Classroom of the Elite Season 4 Review: Ayanokoji's Quietest Season Is Also His Scariest (Minimal Spoilers Ahead)

Season 4 throws Ayanokoji's class into a brutal partner exam with the first years, builds toward the Uninhabited Island showdown, and lets Ichinose, Ryuen, and Nagumo all have their defining moments while the protagonist barely lifts a finger. Messy in spots, unforgettable in the moments that matter, and an easy 9/10.

By T Jawakar Maruthi
A deep dive review of Classroom of the Elite Season 4, breaking down the Uninhabited Island Exam, Ichinose's confession, Ryuen's trap on Hosen, and why Season 5 already has me losing sleep.
A deep dive review of Classroom of the Elite Season 4, breaking down the Uninhabited Island Exam, Ichinose's confession, Ryuen's trap on Hosen, and why Season 5 already has me losing sleep.

Classroom of the Elite has always been a show about people who think they're playing chess while Ayanokoji is quietly playing 4D chess against an opponent nobody else can even see. Season 4 is the first time we see side cast actually actually shine, and fans genuinely couldn't believe in the amount of potential certain characters had.

Studio Lerche blessed all cote fans by dropping four episodes at once, we got to see the second years get paired up with first years for a partner exam, and within minutes the whiteroom's masterpiece finally crawled out of the shadows. It was a bit overstuffed initially, because ninety minutes of setup is a lot to sit through in one go. But by the time Amasawa strolled into Ayanokoji's life demanding home cooked meals as her price for an alliance, we all were locked in. Karuizawa's jealous spiral over that whole thing might be petty, but it's the kind of petty that makes this cast feel alive instead of being a bunch of npc's with a few dialogues.

Ayanokoji Cooking For Amasawa

Then the anime does the thing it does best. It slows down, lets the tension simmer for a few episodes, and waits for the real test to land.

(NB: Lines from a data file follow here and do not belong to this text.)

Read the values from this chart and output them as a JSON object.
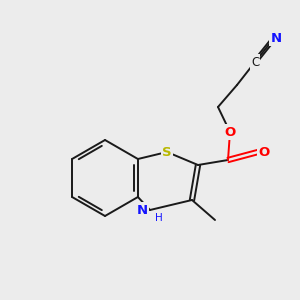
{
  "bg_color": "#ececec",
  "bond_color": "#1a1a1a",
  "N_color": "#1414ff",
  "O_color": "#ff0000",
  "S_color": "#b8b800",
  "C_color": "#1a1a1a",
  "lw": 1.4,
  "font_size": 8.5,
  "label_S": "S",
  "label_N": "N",
  "label_H": "H",
  "label_O": "O",
  "label_C": "C",
  "label_N2": "N"
}
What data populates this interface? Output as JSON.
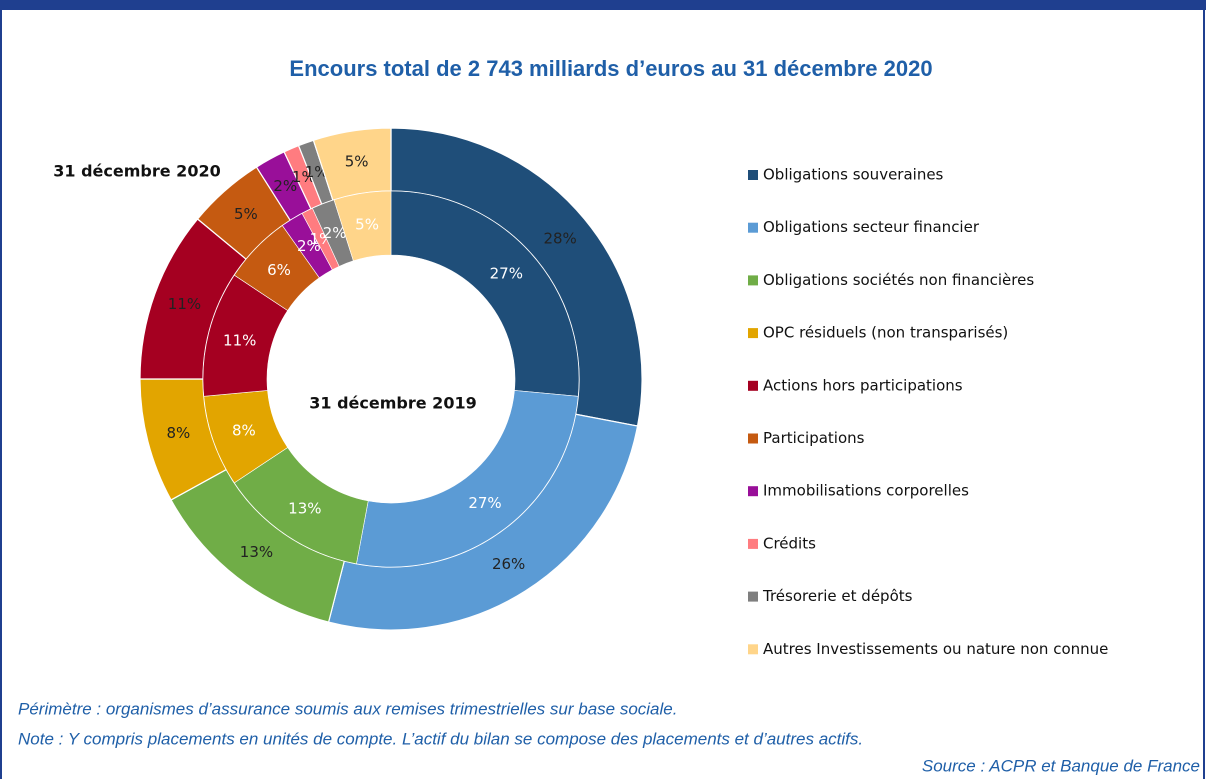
{
  "chart_data": {
    "type": "donut",
    "title": "Encours total de 2 743 milliards d’euros au 31 décembre 2020",
    "categories": [
      "Obligations souveraines",
      "Obligations secteur financier",
      "Obligations sociétés non financières",
      "OPC résiduels (non transparisés)",
      "Actions hors participations",
      "Participations",
      "Immobilisations corporelles",
      "Crédits",
      "Trésorerie et dépôts",
      "Autres Investissements ou nature non connue"
    ],
    "colors": [
      "#1f4e79",
      "#5b9bd5",
      "#70ad47",
      "#e2a500",
      "#a50021",
      "#c55a11",
      "#990f99",
      "#ff7c80",
      "#7f7f7f",
      "#ffd58a"
    ],
    "series": [
      {
        "name": "31 décembre 2020",
        "values": [
          28,
          26,
          13,
          8,
          11,
          5,
          2,
          1,
          1,
          5
        ],
        "value_labels": [
          "28%",
          "26%",
          "13%",
          "8%",
          "11%",
          "5%",
          "2%",
          "1%",
          "1%",
          "5%"
        ]
      },
      {
        "name": "31 décembre 2019",
        "values": [
          27,
          27,
          13,
          8,
          11,
          6,
          2,
          1,
          2,
          5
        ],
        "value_labels": [
          "27%",
          "27%",
          "13%",
          "8%",
          "11%",
          "6%",
          "2%",
          "1%",
          "2%",
          "5%"
        ]
      }
    ],
    "notes": [
      "Périmètre : organismes d’assurance soumis aux remises trimestrielles sur base sociale.",
      "Note : Y compris placements en unités de compte. L’actif du bilan se compose des placements et d’autres actifs."
    ],
    "source": "Source : ACPR et Banque de France"
  }
}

The Uninhabited Island Exam isn't just the centerpiece, it's the whole season's reason for existing, and the way it pays off the side characters is honestly the biggest flex this show has pulled in years. Koenji topping the leaderboard with 327 points while putting in the bare minimum effort the entire test gave the fans a hint of what his true potential could be. The man does not care about rank, points, or anyone's expectations, he casually tops the special exam beating all the 3rd year groups just so that his classmates wont bother him in the future when. Meanwhile Ryuen, who we used to think was just an angry meathead with a grudge, baits Hosen into a trap so clean it made fans realise the amount of growth his character had over the course of 3 seasons

Koenji Outperforming Everyone At The Special Exam

Sakayanagi barely gets screen time this season and somehow that works in her favor. She's just sitting there in the background, taking it easy and basically enjoying her "mini vacation" while everyone else burns through their plans, and you just know she's three moves ahead of them all. She also cleverly forms alliance with Ichinose's class to protect her class from various first year and third year groups trying to take them down. The show doesn't need to spell out what she's thinking because by now all of us know what she's truly capable of. That's the kind of restraint cote shows and we should respect it.

Sakayanagi and ichinose forming a pact

Nagumo's class limping to second place behind Koenji, then watching his on students get expelled because he refused to back them, hits different. Watching a guy this arrogant get humbled by Ayanokoji without a single raised voice is exactly the kind of quiet brutality this series is known for. And then we have Ichinose, after three seasons of being the school's golden girl with a smile that never cracked, she finally confesses to Ayanokoji, and the show lets her be messy and scared instead of perfect for once.

Ichinose Confessing To Kiyotaka

Class D dragging themselves back up to Rank C with Ichinose's class breathing down their neck sets up something genuinely exciting for the next special exam. Studio Lerche stepped up on the bigger confrontation scenes too, and the OST does a lot of heavy lifting during the quieter, tenser moments where dialogue alone wouldn't cut it.

What gets me most about this season honestly isn't just exam or the new rankings. It's watching everyone slowly realize that Ayanokoji isn't just smart, he's actively shaping the people around him without lifting a finger, and most of them don't even notice it's happening until it's too late. Horikita's grown because of him, Karuizawa's grown because of him, Even Ryuen has become smarter with his ways just to keep up with other classes because after his final confrontation with Ayanokoji at the end of season 2, he had realised that he would never catch up to him no matter how hard he tried. The show's quietly building toward something bigger than test scores and class rankings, and that's exactly why fans are soo excited about the series.

Ayanokoji from cote opening

The season still ends with a cliffhanger. Half the mysteries are still wide open and Ayanokoji's endgame is as unreadable as ever. But that's never been a flaw with this show, it's the whole point. Season 5 just got confirmed and fans cannot wait to see, Ayanokoji's biggest fight, which hasn't even started.